Whether you were with her or against her, you have to admit that Hillary’s final speech last week was the best one she’s ever given. If you were a supporter (as I was), then you might find this fact somewhat frustrating (as I did). We call it the Al Gore Syndrome in our house – only when it doesn’t count does the candidate show that he or (yay!) she is actually quite likeable and sincere. But, like Hillary herself said, there’s no point in playing the What If game now. And yet…I still can’t help reflecting on her campaign.

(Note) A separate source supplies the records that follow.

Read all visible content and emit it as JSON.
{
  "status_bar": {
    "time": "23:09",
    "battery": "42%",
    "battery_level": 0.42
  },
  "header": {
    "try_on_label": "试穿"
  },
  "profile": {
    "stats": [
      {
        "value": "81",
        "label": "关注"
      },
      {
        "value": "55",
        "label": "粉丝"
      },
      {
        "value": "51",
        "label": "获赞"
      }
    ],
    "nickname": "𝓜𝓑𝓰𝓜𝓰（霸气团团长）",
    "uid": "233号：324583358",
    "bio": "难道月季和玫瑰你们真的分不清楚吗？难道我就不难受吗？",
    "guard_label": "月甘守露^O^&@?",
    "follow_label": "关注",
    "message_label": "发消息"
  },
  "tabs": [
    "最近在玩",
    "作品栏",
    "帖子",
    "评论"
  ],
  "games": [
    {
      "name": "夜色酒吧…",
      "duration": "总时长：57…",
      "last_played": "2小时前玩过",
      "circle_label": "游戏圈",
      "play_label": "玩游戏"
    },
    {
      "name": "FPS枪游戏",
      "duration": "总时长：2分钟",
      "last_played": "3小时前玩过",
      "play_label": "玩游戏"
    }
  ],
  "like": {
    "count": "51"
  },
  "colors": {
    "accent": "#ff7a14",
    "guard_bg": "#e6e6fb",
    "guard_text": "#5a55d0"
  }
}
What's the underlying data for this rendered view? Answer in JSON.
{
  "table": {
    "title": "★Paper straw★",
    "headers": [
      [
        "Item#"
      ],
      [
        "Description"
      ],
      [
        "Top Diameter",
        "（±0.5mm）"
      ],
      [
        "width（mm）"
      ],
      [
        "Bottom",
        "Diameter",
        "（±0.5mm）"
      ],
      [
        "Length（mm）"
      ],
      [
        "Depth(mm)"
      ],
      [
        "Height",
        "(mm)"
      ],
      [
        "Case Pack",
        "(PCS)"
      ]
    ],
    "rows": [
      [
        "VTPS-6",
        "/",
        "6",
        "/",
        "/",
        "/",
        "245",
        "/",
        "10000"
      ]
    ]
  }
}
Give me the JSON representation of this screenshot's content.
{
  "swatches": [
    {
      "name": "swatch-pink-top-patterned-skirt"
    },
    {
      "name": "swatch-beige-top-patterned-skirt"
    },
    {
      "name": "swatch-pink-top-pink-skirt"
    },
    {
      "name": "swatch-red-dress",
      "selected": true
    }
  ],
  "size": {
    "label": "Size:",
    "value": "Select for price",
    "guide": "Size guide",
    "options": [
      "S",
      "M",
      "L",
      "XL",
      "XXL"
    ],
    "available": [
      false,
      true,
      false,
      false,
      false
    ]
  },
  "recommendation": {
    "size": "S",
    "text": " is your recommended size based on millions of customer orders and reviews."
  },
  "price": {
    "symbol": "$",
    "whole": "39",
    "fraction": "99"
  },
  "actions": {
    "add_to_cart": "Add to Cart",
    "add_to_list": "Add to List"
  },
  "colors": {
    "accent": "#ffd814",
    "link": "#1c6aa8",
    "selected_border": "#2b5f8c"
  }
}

Like many women of my generation, I entered the work force in the mid-nineties, when political correctness was at its peak. Work environments became so overly cautious that I think a lot of women were lulled into believing that when they gazed up, they were looking at an unobstructed view of the sky. And while I don’t wish that I, or anyone else, could have experienced the kind of overt discrimination that spurred the sexual harassment laws of the nineties (anyone watch Mad Men?), I do think that if we had, a lot of us might not have been so quick to rally around Obama. The fact is, we are not living in a post-gender world, and the way that Hillary was treated during this campaign should be a wakeup call to all women. For that “highest, hardest, glass ceiling” she referenced has once again revealed itself, and it is tinted a dark, dark grey.

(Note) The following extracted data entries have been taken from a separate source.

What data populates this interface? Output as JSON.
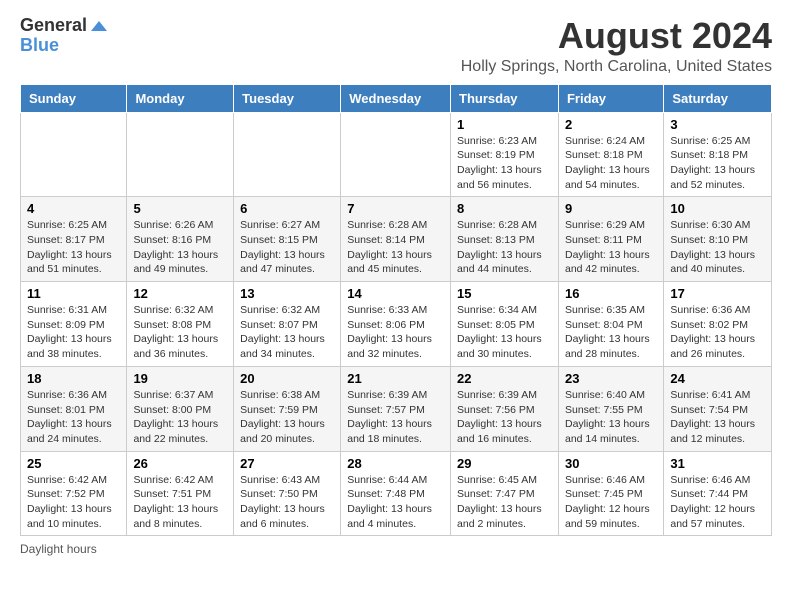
{
  "logo": {
    "general": "General",
    "blue": "Blue"
  },
  "title": "August 2024",
  "location": "Holly Springs, North Carolina, United States",
  "days_of_week": [
    "Sunday",
    "Monday",
    "Tuesday",
    "Wednesday",
    "Thursday",
    "Friday",
    "Saturday"
  ],
  "weeks": [
    [
      {
        "day": "",
        "info": ""
      },
      {
        "day": "",
        "info": ""
      },
      {
        "day": "",
        "info": ""
      },
      {
        "day": "",
        "info": ""
      },
      {
        "day": "1",
        "info": "Sunrise: 6:23 AM\nSunset: 8:19 PM\nDaylight: 13 hours and 56 minutes."
      },
      {
        "day": "2",
        "info": "Sunrise: 6:24 AM\nSunset: 8:18 PM\nDaylight: 13 hours and 54 minutes."
      },
      {
        "day": "3",
        "info": "Sunrise: 6:25 AM\nSunset: 8:18 PM\nDaylight: 13 hours and 52 minutes."
      }
    ],
    [
      {
        "day": "4",
        "info": "Sunrise: 6:25 AM\nSunset: 8:17 PM\nDaylight: 13 hours and 51 minutes."
      },
      {
        "day": "5",
        "info": "Sunrise: 6:26 AM\nSunset: 8:16 PM\nDaylight: 13 hours and 49 minutes."
      },
      {
        "day": "6",
        "info": "Sunrise: 6:27 AM\nSunset: 8:15 PM\nDaylight: 13 hours and 47 minutes."
      },
      {
        "day": "7",
        "info": "Sunrise: 6:28 AM\nSunset: 8:14 PM\nDaylight: 13 hours and 45 minutes."
      },
      {
        "day": "8",
        "info": "Sunrise: 6:28 AM\nSunset: 8:13 PM\nDaylight: 13 hours and 44 minutes."
      },
      {
        "day": "9",
        "info": "Sunrise: 6:29 AM\nSunset: 8:11 PM\nDaylight: 13 hours and 42 minutes."
      },
      {
        "day": "10",
        "info": "Sunrise: 6:30 AM\nSunset: 8:10 PM\nDaylight: 13 hours and 40 minutes."
      }
    ],
    [
      {
        "day": "11",
        "info": "Sunrise: 6:31 AM\nSunset: 8:09 PM\nDaylight: 13 hours and 38 minutes."
      },
      {
        "day": "12",
        "info": "Sunrise: 6:32 AM\nSunset: 8:08 PM\nDaylight: 13 hours and 36 minutes."
      },
      {
        "day": "13",
        "info": "Sunrise: 6:32 AM\nSunset: 8:07 PM\nDaylight: 13 hours and 34 minutes."
      },
      {
        "day": "14",
        "info": "Sunrise: 6:33 AM\nSunset: 8:06 PM\nDaylight: 13 hours and 32 minutes."
      },
      {
        "day": "15",
        "info": "Sunrise: 6:34 AM\nSunset: 8:05 PM\nDaylight: 13 hours and 30 minutes."
      },
      {
        "day": "16",
        "info": "Sunrise: 6:35 AM\nSunset: 8:04 PM\nDaylight: 13 hours and 28 minutes."
      },
      {
        "day": "17",
        "info": "Sunrise: 6:36 AM\nSunset: 8:02 PM\nDaylight: 13 hours and 26 minutes."
      }
    ],
    [
      {
        "day": "18",
        "info": "Sunrise: 6:36 AM\nSunset: 8:01 PM\nDaylight: 13 hours and 24 minutes."
      },
      {
        "day": "19",
        "info": "Sunrise: 6:37 AM\nSunset: 8:00 PM\nDaylight: 13 hours and 22 minutes."
      },
      {
        "day": "20",
        "info": "Sunrise: 6:38 AM\nSunset: 7:59 PM\nDaylight: 13 hours and 20 minutes."
      },
      {
        "day": "21",
        "info": "Sunrise: 6:39 AM\nSunset: 7:57 PM\nDaylight: 13 hours and 18 minutes."
      },
      {
        "day": "22",
        "info": "Sunrise: 6:39 AM\nSunset: 7:56 PM\nDaylight: 13 hours and 16 minutes."
      },
      {
        "day": "23",
        "info": "Sunrise: 6:40 AM\nSunset: 7:55 PM\nDaylight: 13 hours and 14 minutes."
      },
      {
        "day": "24",
        "info": "Sunrise: 6:41 AM\nSunset: 7:54 PM\nDaylight: 13 hours and 12 minutes."
      }
    ],
    [
      {
        "day": "25",
        "info": "Sunrise: 6:42 AM\nSunset: 7:52 PM\nDaylight: 13 hours and 10 minutes."
      },
      {
        "day": "26",
        "info": "Sunrise: 6:42 AM\nSunset: 7:51 PM\nDaylight: 13 hours and 8 minutes."
      },
      {
        "day": "27",
        "info": "Sunrise: 6:43 AM\nSunset: 7:50 PM\nDaylight: 13 hours and 6 minutes."
      },
      {
        "day": "28",
        "info": "Sunrise: 6:44 AM\nSunset: 7:48 PM\nDaylight: 13 hours and 4 minutes."
      },
      {
        "day": "29",
        "info": "Sunrise: 6:45 AM\nSunset: 7:47 PM\nDaylight: 13 hours and 2 minutes."
      },
      {
        "day": "30",
        "info": "Sunrise: 6:46 AM\nSunset: 7:45 PM\nDaylight: 12 hours and 59 minutes."
      },
      {
        "day": "31",
        "info": "Sunrise: 6:46 AM\nSunset: 7:44 PM\nDaylight: 12 hours and 57 minutes."
      }
    ]
  ],
  "footer": "Daylight hours"
}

For me, however, Hillary’s candidacy was summed up in one line from that speech on Saturday: “To those who are disappointed that we couldn't go all of the way, especially the young people who put so much into this campaign, it would break my heart if, in falling short of my goal, I in any way discouraged any of you from pursuing yours.” I think a lot of people had doubts about Hillary’s motives for becoming President – she just wants to be back in the White House, she wants to outdo her husband, she wants to be remembered in the history books. These things may all be true – I don’t know – but in that line, all I heard was a woman who understands that sometimes, your own ambitions are not the point. For all of her talk about being the best person for the job, regardless of gender, Hillary knew full well that women the world over were holding their breaths these last eighteen months, waiting to see if we could really make it happen. She knew full well that her candidacy did not really belong to her, but instead belonged to us, collectively, as a whole. And by giving that speech on Saturday, she gave it back. Battered, bruised and defeated, she handed it over, and instructed us to nurse it back to health, to make it stronger, and to help it learn from the mistakes that it made. And when the day comes that we’re ready to send it back out there into that cold, cruel world – restored and renewed and full of love and hope and support from all women – she made us believe that it will be unbeatable.